The capability to manually scale a virtual application, though, is not provided automatically. For manual scaling to work, the associated plugin must specifically expose manual scaling operations. You specify the scaling capability of a plugin as scaling policy metadata in the application model. The resulting topology document uses the same attributes for both manual and auto-scaling.

The autoscaling agent exposes a group of scaling APIs for plugins to use in their operation scripts. For example, plugins use the maestro.autoscaling.scale_in and maestro.autoscalingAgent.scale_out functions to trigger scale-in and scale-out actions for a specified role and VM template. These APIs ensure that manual scaling does not interfere with auto scaling because it permits the autoscaling agent to temporarily suspend auto scaling while a manual scaling operation is still in progress.

Note that autoscaling actions — adding or destroying instances — are based on metrics gathered for all instances of a specific role, not just on one particular instance. The system counts the number of role instances that exists and calculates their average metric to determine whether a scaling operation is necessary, For example, if three instances of a particular role are running, and the CPU threshold is 80%, the average CPU utilization (CPU.Used) of all three instances must be greater than 80% for a scale-out operation to occur. In other words, the following condition must be met:

(RoleAInst1.CPU.Used + RoleAInst2.CPU.Used + RoleAInst3.CPU.Used)/3 > 80%

Finally, not all plugins expose both auto and manual scaling operations. A plugin must explicitly specify and provide support for the kind of scaling operation it wants to offer. Depending on the features and user experience they provide, certain plugins might not have support for manual scaling, while others might enable only manual scaling, and not provide support for auto scaling.

Summary

The ability to elastically scale workloads is a key concept of any cloud computing platform.
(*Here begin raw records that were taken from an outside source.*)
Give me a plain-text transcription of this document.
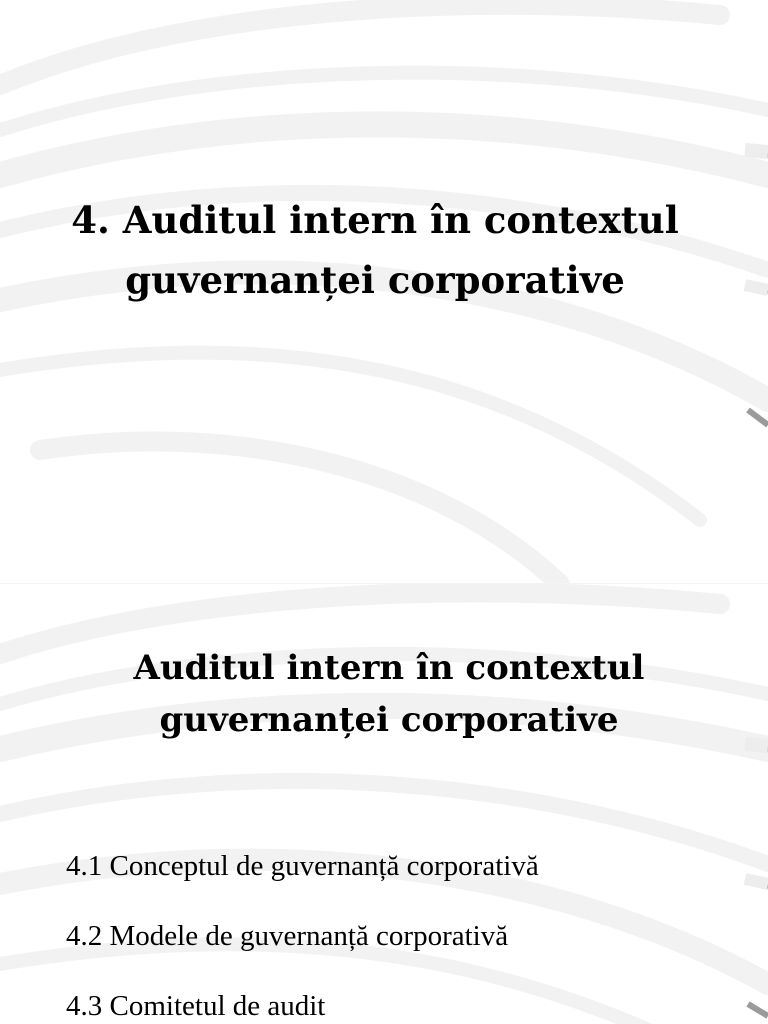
4. Auditul intern în contextul
guvernanței corporative
Auditul intern în contextul
guvernanței corporative

4.1 Conceptul de guvernanță corporativă

4.2 Modele de guvernanță corporativă

4.3 Comitetul de audit
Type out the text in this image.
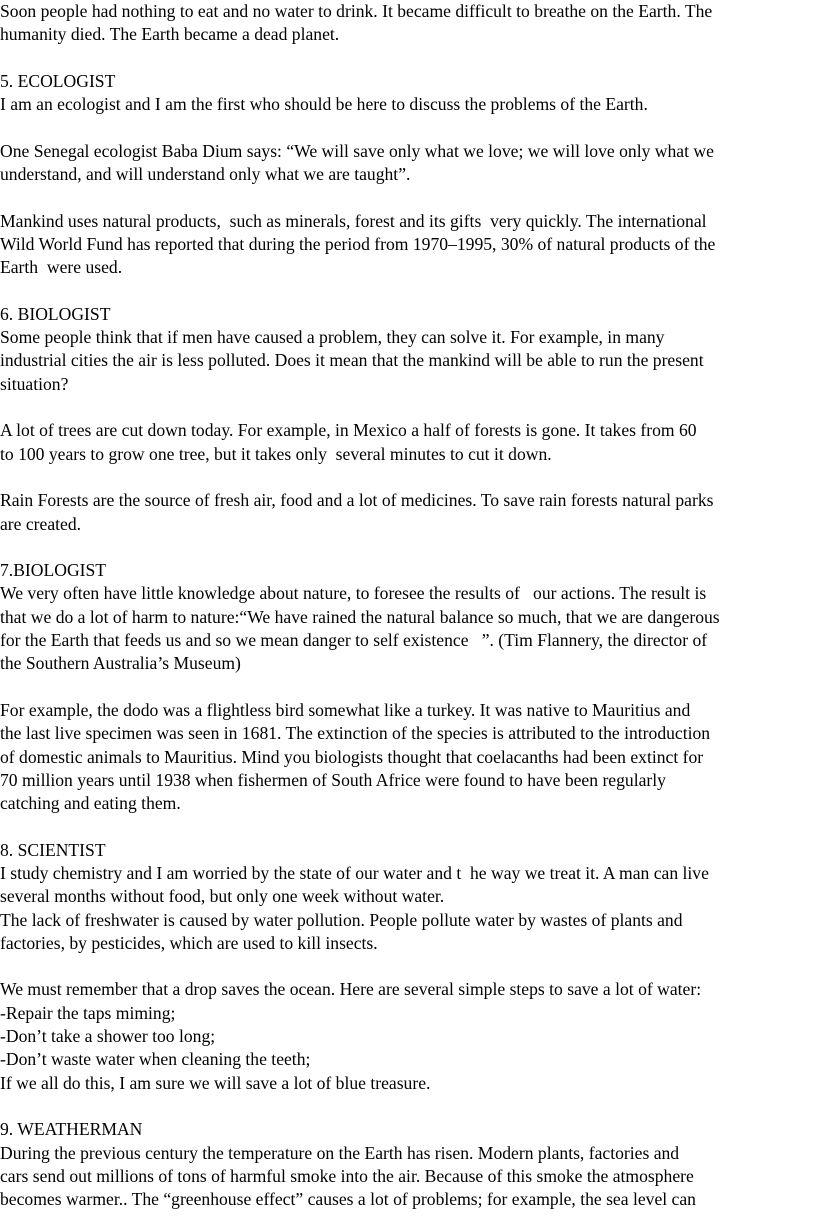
Soon people had nothing to eat and no water to drink. It became difficult to breathe on the Earth. The
humanity died. The Earth became a dead planet.
5. ECOLOGIST
I am an ecologist and I am the first who should be here to discuss the problems of the Earth.
One Senegal ecologist Baba Dium says: “We will save only what we love; we will love only what we
understand, and will understand only what we are taught”.
Mankind uses natural products,  such as minerals, forest and its gifts  very quickly. The international
Wild World Fund has reported that during the period from 1970–1995, 30% of natural products of the
Earth  were used.
6. BIOLOGIST
Some people think that if men have caused a problem, they can solve it. For example, in many
industrial cities the air is less polluted. Does it mean that the mankind will be able to run the present
situation?
A lot of trees are cut down today. For example, in Mexico a half of forests is gone. It takes from 60
to 100 years to grow one tree, but it takes only  several minutes to cut it down.
Rain Forests are the source of fresh air, food and a lot of medicines. To save rain forests natural parks
are created.
7.BIOLOGIST
We very often have little knowledge about nature, to foresee the results of   our actions. The result is
that we do a lot of harm to nature:“We have rained the natural balance so much, that we are dangerous
for the Earth that feeds us and so we mean danger to self existence   ”. (Tim Flannery, the director of
the Southern Australia’s Museum)
For example, the dodo was a flightless bird somewhat like a turkey. It was native to Mauritius and
the last live specimen was seen in 1681. The extinction of the species is attributed to the introduction
of domestic animals to Mauritius. Mind you biologists thought that coelacanths had been extinct for
70 million years until 1938 when fishermen of South Africe were found to have been regularly
catching and eating them.
8. SCIENTIST
I study chemistry and I am worried by the state of our water and t  he way we treat it. A man can live
several months without food, but only one week without water.
The lack of freshwater is caused by water pollution. People pollute water by wastes of plants and
factories, by pesticides, which are used to kill insects.
We must remember that a drop saves the ocean. Here are several simple steps to save a lot of water:
-Repair the taps miming;
-Don’t take a shower too long;
-Don’t waste water when cleaning the teeth;
If we all do this, I am sure we will save a lot of blue treasure.
9. WEATHERMAN
During the previous century the temperature on the Earth has risen. Modern plants, factories and
cars send out millions of tons of harmful smoke into the air. Because of this smoke the atmosphere
becomes warmer.. The “greenhouse effect” causes a lot of problems; for example, the sea level can
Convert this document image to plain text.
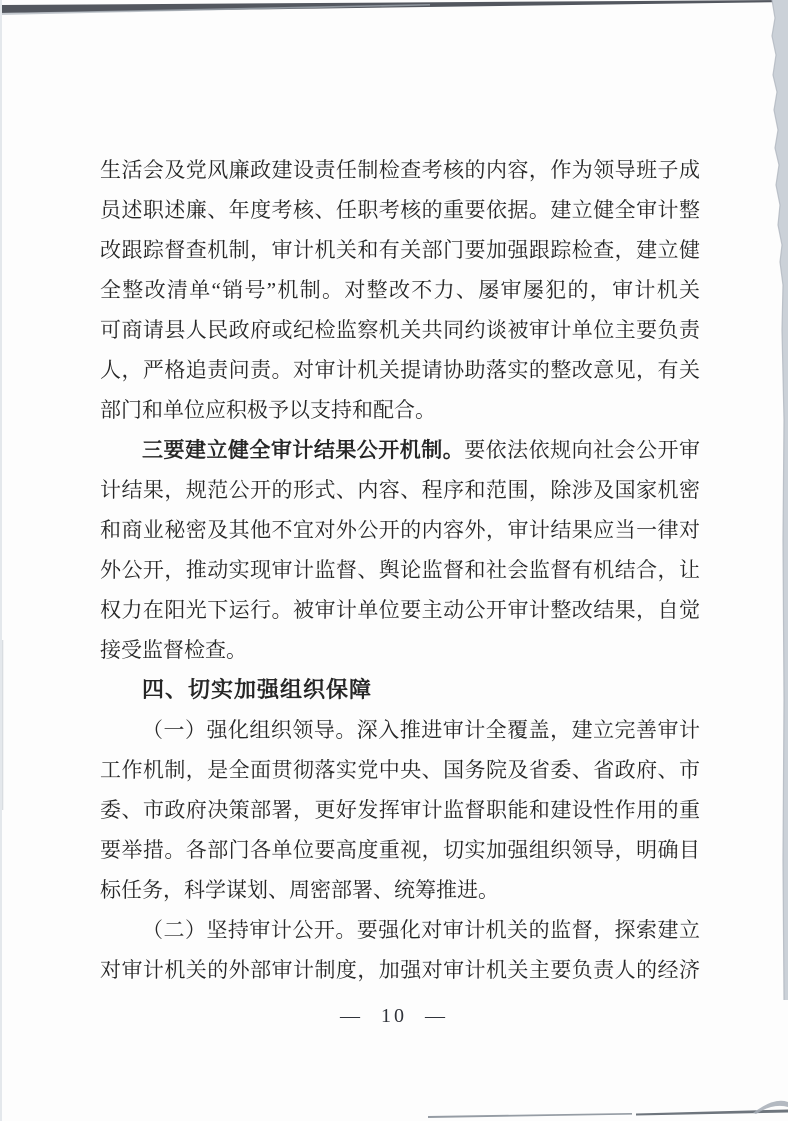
生活会及党风廉政建设责任制检查考核的内容，作为领导班子成
员述职述廉、年度考核、任职考核的重要依据。建立健全审计整
改跟踪督查机制，审计机关和有关部门要加强跟踪检查，建立健
全整改清单“销号”机制。对整改不力、屡审屡犯的，审计机关
可商请县人民政府或纪检监察机关共同约谈被审计单位主要负责
人，严格追责问责。对审计机关提请协助落实的整改意见，有关
部门和单位应积极予以支持和配合。
三要建立健全审计结果公开机制。要依法依规向社会公开审
计结果，规范公开的形式、内容、程序和范围，除涉及国家机密
和商业秘密及其他不宜对外公开的内容外，审计结果应当一律对
外公开，推动实现审计监督、舆论监督和社会监督有机结合，让
权力在阳光下运行。被审计单位要主动公开审计整改结果，自觉
接受监督检查。
四、切实加强组织保障
（一）强化组织领导。深入推进审计全覆盖，建立完善审计
工作机制，是全面贯彻落实党中央、国务院及省委、省政府、市
委、市政府决策部署，更好发挥审计监督职能和建设性作用的重
要举措。各部门各单位要高度重视，切实加强组织领导，明确目
标任务，科学谋划、周密部署、统筹推进。
（二）坚持审计公开。要强化对审计机关的监督，探索建立
对审计机关的外部审计制度，加强对审计机关主要负责人的经济
— 10 —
This article described how IBM PureApplication System supports scalability and elasticity of workloads running in the system as virtual applications. A virtual application pattern can offer automatic scaling via policies. It can also take advantage of built-in monitoring data to make decisions about when and how to scale, or it can define its own custom criteria. Scaling can be done horizontally or vertically, or both, and IBM PureApplication System supports automatic as well as manual scaling.